The third sentence of the third paragraph in the “Science Attitudes and Gender Equality” section (p. 590) is being changed as follows: “Using these ability criteria, we would expect women’s propensity to graduate with STEM degrees to be much higher than men’s.”

Two changes are being made to Figure 5. First, the three x-axis labels are each being changed to “Women’s Propensity to Graduate in STEM.” Second, the caption is being changed as follows:

Scatterplots showing the relation between the percentage of female students estimated to choose further science, technology, engineering, and math (STEM) study after secondary education and the propensity of women to graduate in STEM fields in tertiary education. Red lines indicate the estimated (horizontal) and actual (vertical) average values for the variables graphed on each axis. For instance, in (c), we estimated that women would have a propensity of 34 to graduate college with a STEM degree (internationally), but the actual propensity was only 28. Identity lines (i.e., 45° lines) are colored blue; points above the identity lines indicate a lower propensity of women to graduate in STEM fields than expected. Panel (a) displays the percentage of female students estimated to choose STEM study on the basis of ability alone (see the text for criteria). Although there was considerable cross-cultural variation, on average around 50% of students graduating in STEM fields could be women, which deviates considerably from the estimated percentage via the propensity of women to graduate with a STEM degree. The estimate of women STEM students shown in (b) was based on both ability, as in (a), and being above the international median score in science attitudes. The estimate shown in (c) is based on ability, attitudes, and having either mathematics or science as a personal strength. Because there is always an equal representation of males and females in the study from which the propensity data were obtained, the comparison of percentage and propensity is valid.

In the first paragraph of the Discussion section (pp. 590–591), the last sentence is being changed as follows:

Further, our analysis suggests that the percentage of girls who would likely be successful and enjoy further STEM study was considerably higher than the propensity of women to graduate in STEM fields, implying that there is a loss of female STEM capacity between secondary and tertiary education.

In addition, the second to last sentence of the second paragraph on p. 581 is being updated as follows: “Yet, paradoxically, Finland has one of the world’s largest gender gaps in college degrees in STEM fields, and Norway and Sweden, also leading in gender-equality rankings, are not far behind.”
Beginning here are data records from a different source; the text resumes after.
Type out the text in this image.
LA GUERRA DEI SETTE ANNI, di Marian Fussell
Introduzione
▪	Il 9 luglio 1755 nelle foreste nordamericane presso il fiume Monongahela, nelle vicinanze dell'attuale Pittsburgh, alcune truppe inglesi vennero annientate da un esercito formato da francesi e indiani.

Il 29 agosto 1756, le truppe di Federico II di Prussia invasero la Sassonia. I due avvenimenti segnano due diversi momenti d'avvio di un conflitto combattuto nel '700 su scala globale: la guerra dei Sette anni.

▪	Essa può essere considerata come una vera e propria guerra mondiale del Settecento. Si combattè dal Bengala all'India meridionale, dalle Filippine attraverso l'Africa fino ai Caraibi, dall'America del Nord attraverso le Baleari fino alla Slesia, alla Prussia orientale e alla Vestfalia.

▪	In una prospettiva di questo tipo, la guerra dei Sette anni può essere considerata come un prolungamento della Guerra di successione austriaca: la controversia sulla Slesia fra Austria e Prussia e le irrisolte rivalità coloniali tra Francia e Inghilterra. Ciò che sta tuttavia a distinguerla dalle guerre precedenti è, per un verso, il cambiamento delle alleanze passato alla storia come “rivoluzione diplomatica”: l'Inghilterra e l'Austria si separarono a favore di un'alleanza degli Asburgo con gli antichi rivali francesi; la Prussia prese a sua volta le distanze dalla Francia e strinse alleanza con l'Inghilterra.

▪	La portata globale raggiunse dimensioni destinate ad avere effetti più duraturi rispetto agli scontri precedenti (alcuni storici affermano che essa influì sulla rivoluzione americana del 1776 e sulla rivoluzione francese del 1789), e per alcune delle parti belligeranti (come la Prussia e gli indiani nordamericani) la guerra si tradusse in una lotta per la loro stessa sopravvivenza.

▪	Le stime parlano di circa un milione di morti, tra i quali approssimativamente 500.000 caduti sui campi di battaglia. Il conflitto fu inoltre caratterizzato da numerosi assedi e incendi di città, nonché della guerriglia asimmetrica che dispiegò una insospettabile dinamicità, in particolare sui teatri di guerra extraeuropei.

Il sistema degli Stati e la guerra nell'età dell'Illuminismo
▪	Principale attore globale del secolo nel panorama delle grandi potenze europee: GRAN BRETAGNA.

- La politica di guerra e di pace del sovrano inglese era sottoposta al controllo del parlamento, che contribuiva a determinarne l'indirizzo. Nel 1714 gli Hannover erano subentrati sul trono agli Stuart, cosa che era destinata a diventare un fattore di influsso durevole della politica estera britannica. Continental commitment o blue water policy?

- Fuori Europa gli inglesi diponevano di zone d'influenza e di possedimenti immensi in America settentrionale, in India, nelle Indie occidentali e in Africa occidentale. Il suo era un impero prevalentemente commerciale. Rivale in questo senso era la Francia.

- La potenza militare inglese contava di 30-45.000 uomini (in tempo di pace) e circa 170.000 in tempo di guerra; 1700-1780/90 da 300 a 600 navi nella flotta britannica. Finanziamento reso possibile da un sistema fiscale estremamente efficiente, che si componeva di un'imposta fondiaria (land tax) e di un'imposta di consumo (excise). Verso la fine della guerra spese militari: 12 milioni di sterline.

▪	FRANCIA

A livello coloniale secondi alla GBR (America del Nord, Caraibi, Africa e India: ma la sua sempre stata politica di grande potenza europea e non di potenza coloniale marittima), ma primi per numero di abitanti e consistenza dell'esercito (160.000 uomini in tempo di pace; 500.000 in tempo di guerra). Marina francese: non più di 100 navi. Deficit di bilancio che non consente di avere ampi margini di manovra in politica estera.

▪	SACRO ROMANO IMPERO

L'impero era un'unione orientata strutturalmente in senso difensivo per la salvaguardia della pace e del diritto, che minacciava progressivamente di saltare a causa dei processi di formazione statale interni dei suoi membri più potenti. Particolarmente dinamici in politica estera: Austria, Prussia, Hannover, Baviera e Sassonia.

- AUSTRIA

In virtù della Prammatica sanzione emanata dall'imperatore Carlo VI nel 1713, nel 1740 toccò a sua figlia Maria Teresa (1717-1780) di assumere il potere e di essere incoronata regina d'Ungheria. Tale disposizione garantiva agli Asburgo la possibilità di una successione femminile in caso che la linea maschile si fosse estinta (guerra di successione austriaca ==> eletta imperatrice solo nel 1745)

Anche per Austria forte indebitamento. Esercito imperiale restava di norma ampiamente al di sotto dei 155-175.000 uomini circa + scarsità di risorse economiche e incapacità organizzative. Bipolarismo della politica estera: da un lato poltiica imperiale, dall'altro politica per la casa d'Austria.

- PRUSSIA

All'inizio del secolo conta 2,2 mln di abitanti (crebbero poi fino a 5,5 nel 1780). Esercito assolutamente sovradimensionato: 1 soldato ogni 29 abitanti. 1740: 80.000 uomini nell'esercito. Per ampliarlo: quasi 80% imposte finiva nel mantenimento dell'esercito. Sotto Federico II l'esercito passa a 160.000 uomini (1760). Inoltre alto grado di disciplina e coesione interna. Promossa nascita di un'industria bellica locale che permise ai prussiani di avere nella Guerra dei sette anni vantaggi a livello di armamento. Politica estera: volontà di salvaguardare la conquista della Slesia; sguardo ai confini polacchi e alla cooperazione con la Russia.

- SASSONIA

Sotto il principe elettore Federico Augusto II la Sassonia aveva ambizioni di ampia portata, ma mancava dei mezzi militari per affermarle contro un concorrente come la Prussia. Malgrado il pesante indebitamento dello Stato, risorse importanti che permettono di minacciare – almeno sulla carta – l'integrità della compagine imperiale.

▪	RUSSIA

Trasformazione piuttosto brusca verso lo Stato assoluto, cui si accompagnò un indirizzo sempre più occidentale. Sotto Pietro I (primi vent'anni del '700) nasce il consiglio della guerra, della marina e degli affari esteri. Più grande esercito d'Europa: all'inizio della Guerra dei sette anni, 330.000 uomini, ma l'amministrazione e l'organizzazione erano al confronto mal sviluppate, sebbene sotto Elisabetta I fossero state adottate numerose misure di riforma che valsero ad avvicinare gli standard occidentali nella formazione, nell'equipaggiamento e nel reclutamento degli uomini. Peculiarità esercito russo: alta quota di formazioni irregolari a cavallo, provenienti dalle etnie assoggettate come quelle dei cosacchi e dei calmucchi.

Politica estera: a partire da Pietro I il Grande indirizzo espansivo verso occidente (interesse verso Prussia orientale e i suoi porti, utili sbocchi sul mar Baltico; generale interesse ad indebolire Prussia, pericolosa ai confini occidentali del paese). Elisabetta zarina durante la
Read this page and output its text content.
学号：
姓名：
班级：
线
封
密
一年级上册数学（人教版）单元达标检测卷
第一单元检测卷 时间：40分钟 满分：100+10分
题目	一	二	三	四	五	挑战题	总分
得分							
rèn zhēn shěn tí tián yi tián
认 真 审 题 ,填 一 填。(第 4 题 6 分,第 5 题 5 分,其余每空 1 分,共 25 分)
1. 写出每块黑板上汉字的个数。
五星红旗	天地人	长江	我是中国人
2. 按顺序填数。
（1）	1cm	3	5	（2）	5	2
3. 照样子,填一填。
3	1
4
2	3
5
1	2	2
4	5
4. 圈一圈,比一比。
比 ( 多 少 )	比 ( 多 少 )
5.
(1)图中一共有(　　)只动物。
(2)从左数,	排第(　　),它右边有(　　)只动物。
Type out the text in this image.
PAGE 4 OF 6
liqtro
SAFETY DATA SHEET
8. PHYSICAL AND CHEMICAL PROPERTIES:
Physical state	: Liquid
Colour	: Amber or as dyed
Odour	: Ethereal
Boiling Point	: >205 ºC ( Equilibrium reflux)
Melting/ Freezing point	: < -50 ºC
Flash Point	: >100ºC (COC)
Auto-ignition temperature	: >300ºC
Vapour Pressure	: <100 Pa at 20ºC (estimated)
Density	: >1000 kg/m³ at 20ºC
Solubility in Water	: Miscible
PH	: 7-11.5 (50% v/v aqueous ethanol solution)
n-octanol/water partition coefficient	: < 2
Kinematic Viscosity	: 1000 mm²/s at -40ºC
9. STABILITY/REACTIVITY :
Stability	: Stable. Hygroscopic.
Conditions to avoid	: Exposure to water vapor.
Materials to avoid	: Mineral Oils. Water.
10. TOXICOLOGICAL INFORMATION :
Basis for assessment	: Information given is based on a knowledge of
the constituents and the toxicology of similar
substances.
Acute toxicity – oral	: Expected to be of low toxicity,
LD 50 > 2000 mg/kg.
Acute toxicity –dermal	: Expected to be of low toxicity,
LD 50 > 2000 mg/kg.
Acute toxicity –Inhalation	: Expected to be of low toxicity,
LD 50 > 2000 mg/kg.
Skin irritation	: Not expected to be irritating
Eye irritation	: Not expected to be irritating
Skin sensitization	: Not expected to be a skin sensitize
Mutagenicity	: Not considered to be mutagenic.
To clarify how averages of PISA scores for science, mathematics, and reading were calculated, we are adding the following paragraph to the “Programme for International Student Assessment (PISA)” section (p. 583, following the first full paragraph): ²

PISA 2015 provided 10 plausible values for each student’s scores in the science, mathematics, and reading tests. The use of 10 plausible values is different from previous PISA data sets published from 2000 to 2012, in which 5 plausible values were provided for each test. Given that PISA has not updated its documentation or its published statistical macros, we used the traditional approach of using 5 plausible values. Further, we did not include the data for the Dominican Republic, which participated for the first time in PISA in 2015. Additionally, it should be noted that Kosovo was removed from the data because it was regional data.